Expenses: Q1, 2006

So I added up some rough totals of how much money I spent in the first quarter of 2006, January to March. What makes these numbers even more depressing is that I didn’t come back to the United States until the beginning of February!

  • Real Pay: $5,561.95
  • TSP (Retirement): $1,925.25
  • Social Security: $377.31
  • Medicare: $88.23
  • Taxes Withheld: $210.11
  • Bills (Total): $10,526.40
  • ATM: $470.19
  • ATM Fees: $6.25
  • Credit Card: $7,089.99
  • Tax Payment: $3,117.00
  • Cellphone: $295.80
  • Vonage: $156.99
  • Cable/Internet: $319.41
  • Gas: $118.62
  • Restaurants: $596.59
  • Groceries: $286.75
  • Movies: $29.00
  • Clothes: $294.91

These are scary numbers for about two months of damage. I DID actually rack up some bills in January as I prepared to come home, but that mainly included my Vonage one-time set-up fee and my new computer ($2,600).

The most annoying number to me is the cellphone bill. I don’t think I’ve ever had a cellphone bill that didn’t nail me on extra charges. That amount that they tell you it will cost when you get your plan? Yeah, that’s a pretty arbitrary number. This bill, like the Vonage and cable/internet bills, includes the one-time installation fees. Clearly it is in your best interest to keep these services stable — you are punished when you join, and punished when you leave. And bitched up while you’re stuck with them. In my case, the cellphone bill reflects long-distance charges to Montreal. You know, because I SHOULD be charged for calling a city that’s SO far away from the U.S. I mean, it’s in another country right? That warrants a fee!

Vonage is great because the price you sign up for is the price you pay. Over the rest of the year, the costs for Vonage will stay low.

Cable and internet are a scam. You know it, I know it. But I need internet and I enjoy the cable. I can’t go back to dialup. I can’t wait for the day that content is sent over the internet entirely. With metro wifi areas, these ISPs will be cut out almost entirely.

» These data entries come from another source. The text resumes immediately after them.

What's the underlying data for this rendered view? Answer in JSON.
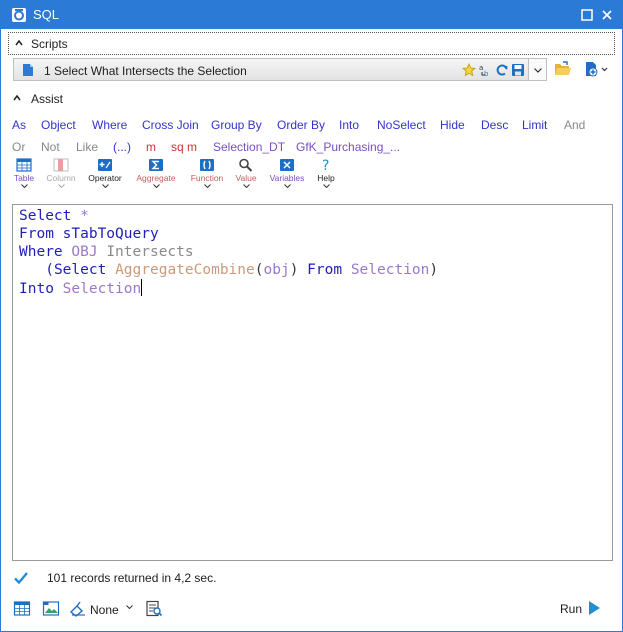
{
  "window": {
    "title": "SQL"
  },
  "scripts": {
    "header_label": "Scripts",
    "selected_script": "1 Select What Intersects the Selection"
  },
  "assist": {
    "header_label": "Assist",
    "row1": [
      "As",
      "Object",
      "Where",
      "Cross Join",
      "Group By",
      "Order By",
      "Into",
      "NoSelect",
      "Hide",
      "Desc",
      "Limit",
      "And"
    ],
    "row2": [
      "Or",
      "Not",
      "Like",
      "(...)",
      "m",
      "sq m",
      "Selection_DT",
      "GfK_Purchasing_..."
    ],
    "tools": [
      "Table",
      "Column",
      "Operator",
      "Aggregate",
      "Function",
      "Value",
      "Variables",
      "Help"
    ]
  },
  "editor": {
    "line1": {
      "kw": "Select",
      "rest": "*"
    },
    "line2": {
      "kw": "From",
      "table": "sTabToQuery"
    },
    "line3": {
      "kw": "Where",
      "col": "OBJ",
      "op": "Intersects"
    },
    "line4": {
      "open": "(",
      "kw1": "Select",
      "fn": "AggregateCombine",
      "p_open": "(",
      "arg": "obj",
      "p_close": ")",
      "kw2": "From",
      "tbl": "Selection",
      "close": ")"
    },
    "line5": {
      "kw": "Into",
      "tbl": "Selection"
    }
  },
  "status": {
    "text": "101 records returned in 4,2 sec."
  },
  "bottom": {
    "preview_value": "None",
    "run_label": "Run"
  },
  "colors": {
    "title_bar": "#2b7ad6",
    "keyword": "#1f1fb8",
    "assist_link": "#3333cc",
    "run_accent": "#1e8fd6"
  }
}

Restaurants and groceries were my biggest surprise. But I think that’s the way it is for most people. Damage would have been worse but some of those expenses rolled over into April. Clearly I need to eat out less. However, this quarter reflects a couple visits to Montreal, experiences which I will not apologize for! =P I think I can lower my grocery bill but mainly it comes down to eating more responsibly.

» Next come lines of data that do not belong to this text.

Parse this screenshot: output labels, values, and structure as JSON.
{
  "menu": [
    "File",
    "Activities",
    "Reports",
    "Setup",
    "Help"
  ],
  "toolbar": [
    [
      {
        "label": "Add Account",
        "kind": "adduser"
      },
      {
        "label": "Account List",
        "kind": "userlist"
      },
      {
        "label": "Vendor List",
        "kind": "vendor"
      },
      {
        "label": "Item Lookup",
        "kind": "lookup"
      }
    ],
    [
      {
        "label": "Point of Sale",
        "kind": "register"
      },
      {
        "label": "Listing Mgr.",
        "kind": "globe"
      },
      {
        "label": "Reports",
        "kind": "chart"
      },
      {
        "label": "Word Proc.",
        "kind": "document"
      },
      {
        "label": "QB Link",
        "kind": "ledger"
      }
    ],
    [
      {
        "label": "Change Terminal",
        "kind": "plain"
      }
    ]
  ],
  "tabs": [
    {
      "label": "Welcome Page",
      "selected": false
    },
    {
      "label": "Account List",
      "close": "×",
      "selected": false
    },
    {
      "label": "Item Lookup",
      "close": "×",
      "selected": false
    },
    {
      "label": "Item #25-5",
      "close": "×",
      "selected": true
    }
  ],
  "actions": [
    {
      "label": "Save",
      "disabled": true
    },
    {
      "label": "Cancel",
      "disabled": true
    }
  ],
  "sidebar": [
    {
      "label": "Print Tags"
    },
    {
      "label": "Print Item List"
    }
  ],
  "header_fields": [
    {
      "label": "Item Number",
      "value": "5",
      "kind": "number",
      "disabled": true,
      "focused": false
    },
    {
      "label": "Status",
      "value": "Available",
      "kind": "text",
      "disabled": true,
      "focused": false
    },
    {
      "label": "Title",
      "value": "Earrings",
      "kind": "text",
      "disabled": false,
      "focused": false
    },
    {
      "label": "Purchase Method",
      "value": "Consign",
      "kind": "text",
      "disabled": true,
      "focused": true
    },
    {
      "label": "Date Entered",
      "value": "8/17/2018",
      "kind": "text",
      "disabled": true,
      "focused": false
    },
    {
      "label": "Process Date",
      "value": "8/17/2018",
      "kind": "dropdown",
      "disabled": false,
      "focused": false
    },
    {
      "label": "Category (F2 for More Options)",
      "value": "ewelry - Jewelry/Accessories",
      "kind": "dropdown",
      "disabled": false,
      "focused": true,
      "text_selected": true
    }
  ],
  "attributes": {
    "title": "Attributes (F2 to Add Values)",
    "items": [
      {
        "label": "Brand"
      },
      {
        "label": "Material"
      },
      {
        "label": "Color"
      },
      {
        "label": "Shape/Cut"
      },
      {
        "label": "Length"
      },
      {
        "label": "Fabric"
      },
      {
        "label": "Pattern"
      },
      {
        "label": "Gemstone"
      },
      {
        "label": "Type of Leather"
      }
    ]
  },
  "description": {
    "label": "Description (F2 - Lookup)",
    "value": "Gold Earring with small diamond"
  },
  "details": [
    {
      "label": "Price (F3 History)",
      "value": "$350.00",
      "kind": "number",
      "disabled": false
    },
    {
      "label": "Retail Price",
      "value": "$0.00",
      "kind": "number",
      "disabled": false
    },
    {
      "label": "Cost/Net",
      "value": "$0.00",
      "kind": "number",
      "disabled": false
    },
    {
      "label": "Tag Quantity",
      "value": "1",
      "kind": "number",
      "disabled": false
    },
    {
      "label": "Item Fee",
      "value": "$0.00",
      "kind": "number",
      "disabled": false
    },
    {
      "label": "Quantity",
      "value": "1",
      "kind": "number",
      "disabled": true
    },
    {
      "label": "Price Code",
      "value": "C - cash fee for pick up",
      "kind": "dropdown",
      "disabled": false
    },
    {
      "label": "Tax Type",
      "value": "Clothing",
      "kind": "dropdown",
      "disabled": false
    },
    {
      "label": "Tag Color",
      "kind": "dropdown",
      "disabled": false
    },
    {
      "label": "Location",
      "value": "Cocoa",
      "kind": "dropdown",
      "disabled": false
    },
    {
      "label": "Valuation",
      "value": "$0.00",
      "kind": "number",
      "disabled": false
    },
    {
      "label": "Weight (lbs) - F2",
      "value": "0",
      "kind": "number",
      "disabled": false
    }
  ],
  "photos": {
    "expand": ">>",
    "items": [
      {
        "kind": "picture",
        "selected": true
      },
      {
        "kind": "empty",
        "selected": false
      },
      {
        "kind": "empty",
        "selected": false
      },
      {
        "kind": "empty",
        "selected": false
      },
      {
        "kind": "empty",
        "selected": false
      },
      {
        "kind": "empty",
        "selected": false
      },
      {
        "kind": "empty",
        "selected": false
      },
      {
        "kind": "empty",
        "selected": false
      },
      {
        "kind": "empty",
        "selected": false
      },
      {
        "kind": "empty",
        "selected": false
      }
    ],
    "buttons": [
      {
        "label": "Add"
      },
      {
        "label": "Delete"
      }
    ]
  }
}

My gas fillups were not so bad, since I was gone for most of the quarter. That and the fact that I live where I work means that the amount of gasoline my car consumes is very low.

Overall I realize that the absurdity of my bills for this quarter ($10k??) is explainable. I returned from Iraq and thus celebrated a bit. I bought some new clothes and electronics. I went to Montreal twice to visit my exquisite girlfriend after missing her a lot in Iraq. The new computer, a same-day plane ticket, and my taxes (which I will get the money back for later since the amount was a result of the Army paying off my mom’s college loans) account for the big expenses. I am not really a big spender in terms of my income, however I do spend a lot considering I’m economically single with little responsibility.

One thing that’s important to keep in mind when looking at expenses is that there’s never a time when you don’t have exceptional circumstances. That is, you’re always going to have some one-time expensive thing you needed to buy. So assuming that you won’t have to pay off that burden in the future is wrong. Something always comes up.

You never seem to end up paying the minimum in expenses.

I still put all of my non-income money into retirement. And I put some extra deployment money into a new trading account. I didn’t contribute to my Roth IRA however. I don’t see this as a huge problem because they are phasing out the maximum requirements in the future, approximately at the time in which I will be employed (hopefully) rather gainfully.